A Father's Failure-- three retold fairy tales in one

Jan 09, 2011 15:44

Three days in a row! Three days of writing! This is so good. I hope I can keep it up!

I really like how this one turned out. It's an idea I've had at the back of my mind ever since I took that writing class. We discussed my Hansel & Gretel piece, and one of the comments was man's dependency on women, and on sex, in fairy tales. I mean, how many wicked stepmothers do we encounter? (Three famous ones). So this is from the perspective of those three fathers and husbands.


I am the king, in a far-away land, who never appreciated my daughter until I lost her forever.

I am the poor wood-cutter, who went hungry at night but never starved for affection, until the day I left my children in the woods.

I am the wealthy merchant who left my daughter riches at my death, but not a family who loved her.

We wept when their mothers died. We wept when we saw our motherless children. We wept at the thought of them growing up without a woman's influence.

I say I remarried to give my daughter a mother, but it is a lie. My bed was cold at night, and I needed a male heir to the throne.

I say I remarried for love, not just because I loved the woman, but because I loved my children and wanted her to love them too. It is a lie. I could not resist her beauty, and I needed help in the household: someone to cook, to clean, to look after the children.

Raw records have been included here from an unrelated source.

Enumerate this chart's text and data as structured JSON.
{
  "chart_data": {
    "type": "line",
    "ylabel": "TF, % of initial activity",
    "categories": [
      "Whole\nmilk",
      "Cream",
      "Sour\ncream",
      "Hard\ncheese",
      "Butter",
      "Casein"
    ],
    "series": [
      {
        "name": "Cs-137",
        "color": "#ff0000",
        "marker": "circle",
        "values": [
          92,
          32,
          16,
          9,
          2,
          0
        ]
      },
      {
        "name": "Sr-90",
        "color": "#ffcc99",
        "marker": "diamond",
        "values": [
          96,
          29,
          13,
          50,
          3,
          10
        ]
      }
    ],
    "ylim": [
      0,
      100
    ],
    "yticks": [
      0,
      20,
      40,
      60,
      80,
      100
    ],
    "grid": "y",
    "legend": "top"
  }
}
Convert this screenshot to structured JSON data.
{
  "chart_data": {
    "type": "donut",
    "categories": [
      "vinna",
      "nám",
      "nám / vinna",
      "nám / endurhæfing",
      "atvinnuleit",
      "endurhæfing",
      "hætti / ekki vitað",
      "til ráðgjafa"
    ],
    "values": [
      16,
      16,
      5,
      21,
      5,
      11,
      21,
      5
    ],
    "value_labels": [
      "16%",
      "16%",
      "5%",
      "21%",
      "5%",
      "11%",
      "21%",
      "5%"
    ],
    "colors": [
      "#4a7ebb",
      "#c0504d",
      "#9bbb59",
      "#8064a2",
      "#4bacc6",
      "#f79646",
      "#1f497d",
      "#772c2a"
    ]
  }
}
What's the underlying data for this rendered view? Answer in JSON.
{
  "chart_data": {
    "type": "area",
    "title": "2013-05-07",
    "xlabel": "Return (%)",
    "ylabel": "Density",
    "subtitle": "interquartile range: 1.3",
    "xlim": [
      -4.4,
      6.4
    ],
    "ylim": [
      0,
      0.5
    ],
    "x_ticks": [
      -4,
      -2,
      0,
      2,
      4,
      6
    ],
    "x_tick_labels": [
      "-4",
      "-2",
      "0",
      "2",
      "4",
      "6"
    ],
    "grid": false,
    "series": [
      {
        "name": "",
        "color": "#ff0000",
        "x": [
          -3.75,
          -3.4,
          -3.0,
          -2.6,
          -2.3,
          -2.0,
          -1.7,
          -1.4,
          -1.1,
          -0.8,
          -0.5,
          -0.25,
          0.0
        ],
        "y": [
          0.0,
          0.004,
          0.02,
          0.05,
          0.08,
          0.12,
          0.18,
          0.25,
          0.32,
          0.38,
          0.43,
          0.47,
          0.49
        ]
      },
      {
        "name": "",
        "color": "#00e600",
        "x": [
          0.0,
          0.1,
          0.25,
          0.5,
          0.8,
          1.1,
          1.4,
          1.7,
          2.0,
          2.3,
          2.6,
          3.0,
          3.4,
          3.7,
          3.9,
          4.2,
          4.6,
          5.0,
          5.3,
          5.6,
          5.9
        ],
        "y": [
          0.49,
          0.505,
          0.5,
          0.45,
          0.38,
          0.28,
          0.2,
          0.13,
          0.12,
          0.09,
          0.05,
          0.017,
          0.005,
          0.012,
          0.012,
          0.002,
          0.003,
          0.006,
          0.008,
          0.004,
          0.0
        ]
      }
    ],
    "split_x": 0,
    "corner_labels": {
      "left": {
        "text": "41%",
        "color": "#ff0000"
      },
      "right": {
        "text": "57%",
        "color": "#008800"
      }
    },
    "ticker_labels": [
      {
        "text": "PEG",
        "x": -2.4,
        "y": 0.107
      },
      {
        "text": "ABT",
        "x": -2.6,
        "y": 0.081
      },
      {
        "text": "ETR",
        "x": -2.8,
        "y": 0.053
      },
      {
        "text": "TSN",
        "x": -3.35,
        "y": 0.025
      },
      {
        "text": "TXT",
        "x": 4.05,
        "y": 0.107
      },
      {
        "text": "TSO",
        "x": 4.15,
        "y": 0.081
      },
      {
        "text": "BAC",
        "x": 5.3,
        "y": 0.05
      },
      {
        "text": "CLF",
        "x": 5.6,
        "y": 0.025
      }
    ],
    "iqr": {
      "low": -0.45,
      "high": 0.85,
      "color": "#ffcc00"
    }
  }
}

I say I remarried to give my daughter a sense of normalcy, someone to look after her besides a governess when I traveled for work, but it is a lie. I wanted to consolidate our wealthy households, to strengthen my position in town, and I wanted my daughter never to want for material possessions.

We were weak. We were foolish. How did we not see what we really needed? What our hearts truly wanted?

The stories have forgotten us. They do not speak of us, of our fates. But we have suffered for our grievous errors.

I succumbed to madness.

I lost all powers of speech.

I am a wandering spirit, unable to move on to heaven.

Snow White, now married and queen of two kingdoms, still visits me once a fortnight. I am more lucid when she is near, but I am still but a shadow of my former self.

Hansel is now apprenticed to a blacksmith in town, and Gretel and I see him only on holidays. Our home is quiet. Gretel still chattered away when they first stumbled home, but now she speaks almost as rarely as I do. I have stolen the laughter from our household.

Cinderella still visits my grave each year, as she and I once visited her mother's together. I watch her from a distance, unable to ascend to heaven, where her mother awaits me. My uneasy spirit will haunt this cemetery for eternity.